By Kevin Foley Article published October 12, 2004
The Constitution, says United States Supreme Court Associate Justice Antonin Scalia, is dead.
The conservative jurist, whom President Daniel Mark Fogel praised in introductory remarks for his “legal genius and rhetorical power,” discussed Constitutional interpretation in an Oct. 8 talk at Ira Allen Chapel. But for most of his blunt and amusing talk, Scalia emphasized the Constitution and minimized the interpretation.
“I am a believer in the method called originalism,” he said, “which, in a nutshell, says that you look at the text of the Constitution… and you give the text the meaning it had when it was adopted. Is the death penalty in the Constitution? Not a hard question for an originalist. The death penalty was the only punishment for felonies in 1791.”
Scalia argued that the alternative to originalism is to treat the Constitution as a “living document,” which he said amounts to having a Constitution that morphs from year to year, depending on the societal mood. This is fundamentally undemocratic, he argued — how can lawyers entombed in a “marble palace in Washington” determine a society’s mood? Aren’t representatives elected by the people better suited to this? And who or what checks the powers of judges, if they can forestall political discussion by “finding” new rights in the Constitution?
The justice cheerfully admitted that only a minority of lawyers and jurists currently share his philosophy. But for most of the nation’s history, he argued, the opposite was true. The 19th Amendment, which gave women suffrage, is an example of the past’s originalist assumption, Scalia argued. “Why did we adopt the amendment,” he said. “We already had an equal-protection clause.” Because Americans didn’t think the clause could be expanded and reinterpreted to give women suffrage; instead, they created a new right through democratic, rather than legal, process, which is the way Scalia believes the system should work.
This, to Scalia, is flexibility. The alternative — his rhetorical device of an eternally up-for-grabs “living Constitution” is, ironically, rigidity. He said judges who find Constitutional rights the framers never intended take important issues out of the public space of democratic debate and suspend them in a sort of legal formaldehyde.

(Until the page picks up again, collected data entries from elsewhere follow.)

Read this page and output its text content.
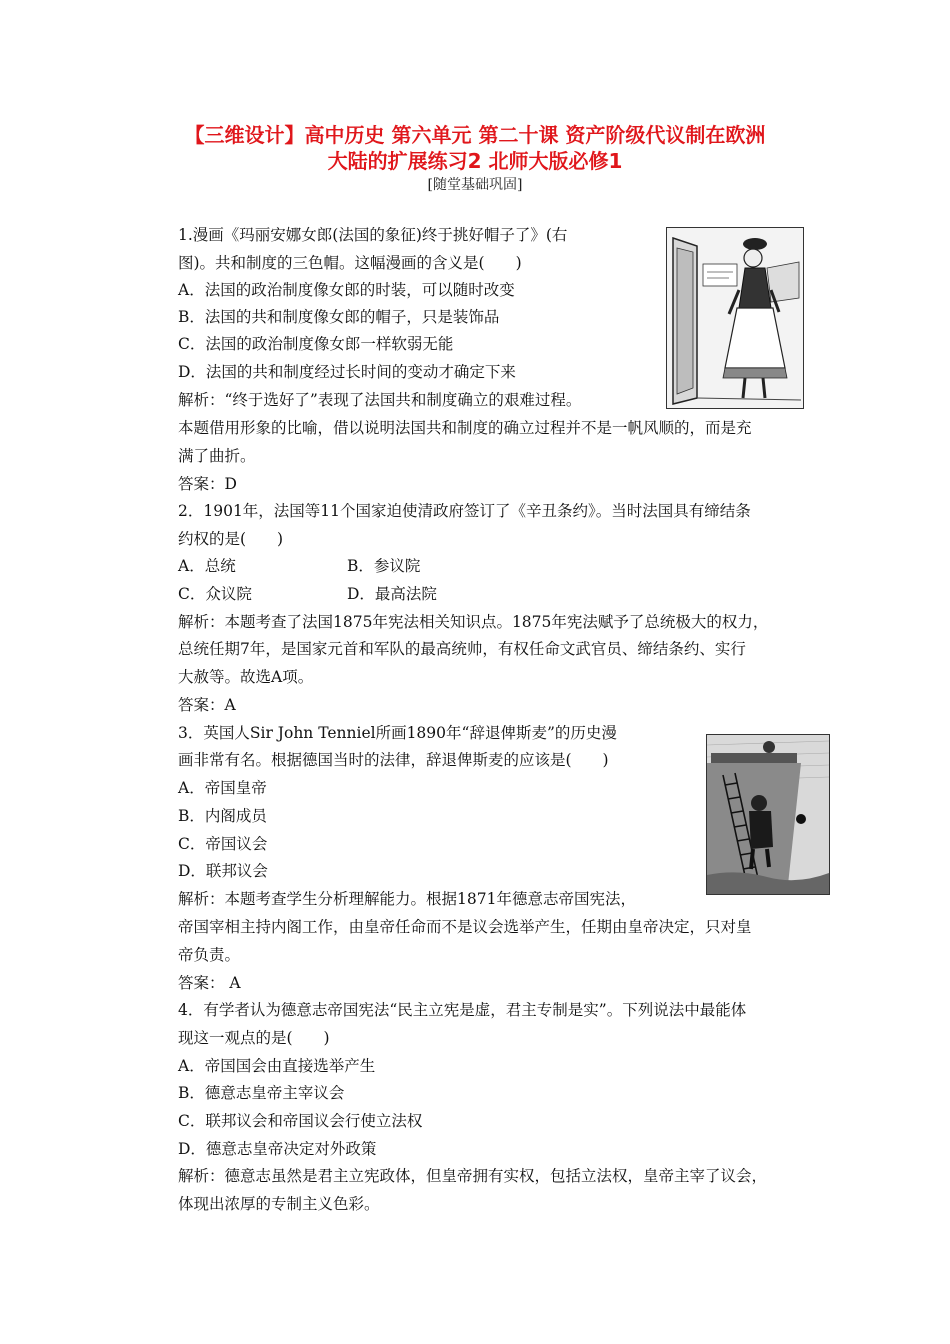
【三维设计】高中历史 第六单元 第二十课 资产阶级代议制在欧洲
大陆的扩展练习2 北师大版必修1
[随堂基础巩固]
1.漫画《玛丽安娜女郎(法国的象征)终于挑好帽子了》(右
图)。共和制度的三色帽。这幅漫画的含义是(　　)
A．法国的政治制度像女郎的时装，可以随时改变
B．法国的共和制度像女郎的帽子，只是装饰品
C．法国的政治制度像女郎一样软弱无能
D．法国的共和制度经过长时间的变动才确定下来
解析：“终于选好了”表现了法国共和制度确立的艰难过程。
本题借用形象的比喻，借以说明法国共和制度的确立过程并不是一帆风顺的，而是充
满了曲折。
答案：D
2．1901年，法国等11个国家迫使清政府签订了《辛丑条约》。当时法国具有缔结条
约权的是(　　)
A．总统	B．参议院
C．众议院	D．最高法院
解析：本题考查了法国1875年宪法相关知识点。1875年宪法赋予了总统极大的权力，
总统任期7年，是国家元首和军队的最高统帅，有权任命文武官员、缔结条约、实行
大赦等。故选A项。
答案：A
3．英国人Sir John Tenniel所画1890年“辞退俾斯麦”的历史漫
画非常有名。根据德国当时的法律，辞退俾斯麦的应该是(　　)
A．帝国皇帝
B．内阁成员
C．帝国议会
D．联邦议会
解析：本题考查学生分析理解能力。根据1871年德意志帝国宪法，
帝国宰相主持内阁工作，由皇帝任命而不是议会选举产生，任期由皇帝决定，只对皇
帝负责。
答案： A
4．有学者认为德意志帝国宪法“民主立宪是虚，君主专制是实”。下列说法中最能体
现这一观点的是(　　)
A．帝国国会由直接选举产生
B．德意志皇帝主宰议会
C．联邦议会和帝国议会行使立法权
D．德意志皇帝决定对外政策
解析：德意志虽然是君主立宪政体，但皇帝拥有实权，包括立法权，皇帝主宰了议会，
体现出浓厚的专制主义色彩。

“My Constitution produces a very flexible system. You want the death penalty, the Constitution does not prevent you from having it; you don’t want the death penalty, you persuade your fellow citizens and abolish it by statute. The Constitution doesn’t prevent you.” Scalia said. He went on, “…You create rights the way most rights are created in a democracy. You can change it if your first thought produces a result that you don’t like. The living constitution… that’s not a flexible system. Every time the Supreme Court defines an aspect of the Constitution, it reduces debate. Every time we find some new right in the Constitution which was never put there by the framers, the debate ends.”
Unintended consequences
While conservatives like Scalia tend to favor “stricter” Constitutional interpretation at this historical moment, while liberals tend to favor application of Constitutional principles and language to dilemmas not anticipated by the framers, Scalia warned that this view carries some dangerous assumptions. He argued that societies don’t necessarily evolve toward more freedom, enlightenment and democracy.
“This idea that societies only mature, they never rot. That principle was not the attitude possessed for sure by the framers of the Bill of Rights. Why have a Bill of Rights if in every day and in every way we all get better and better?”
He argued that the risk of a system of laws whose basis is up for interpretation and reinterpretation cuts across political lines, and threatens the basis of the system itself. Scalia said “the end of the road is not happy.” He himself was confirmed 98-0 in 1986, a result that’s no longer possible, as the battles over other judicial nominees portends. Scalia said that is because people have “figured out what’s going on” and have decided to “put the kind of people on the court who will write the kind of Constitution we like.”
That result, Scalia said, is deeply ironic.
“The people will decide what the Bill of Rights means. Who do you think the Bill of Rights is meant to protect? The people. It’s meant to protect you against the tyranny of the majority,” he said.
The results of politicizing the process cut both ways, Scalia said, pointing to two decisions issued on the same day in 1996, Romer v. Evans and BMW v. Gore (we’ll get to Bush v. Gore below). In the Romer case, the court decided that a voter-approved amendment to Colorado’s state constitution that forbade adding sexual orientation to classes of people protected by anti-discrimination laws was a violation of the equal protection clause of the 14th Amendment (Scalia dissented). “The liberals cheered, the conservatives gnashed their teeth,” Scalia told the UVM audience.
But the same day, the Gore decision rejected a large punitive damages award, a result probably appealing to political conservatives concerned about lawsuit costs. Scalia also dissented in this case, finding the decision an unjustified incursion into issues appropriately decided by states.
“Conservatives are as willing to use the doctrine of the living Constitution to effect their goals the liberals are… why do [liberals] think this is a one-way street? Once you depart from the text, things could go either way,” Scalia said.
Given that, Scalia said in closing, “You may find that the dead constitution is to your liking.” He paused, deadpan. “I can package it better than that. Let’s call it the enduring constitution.”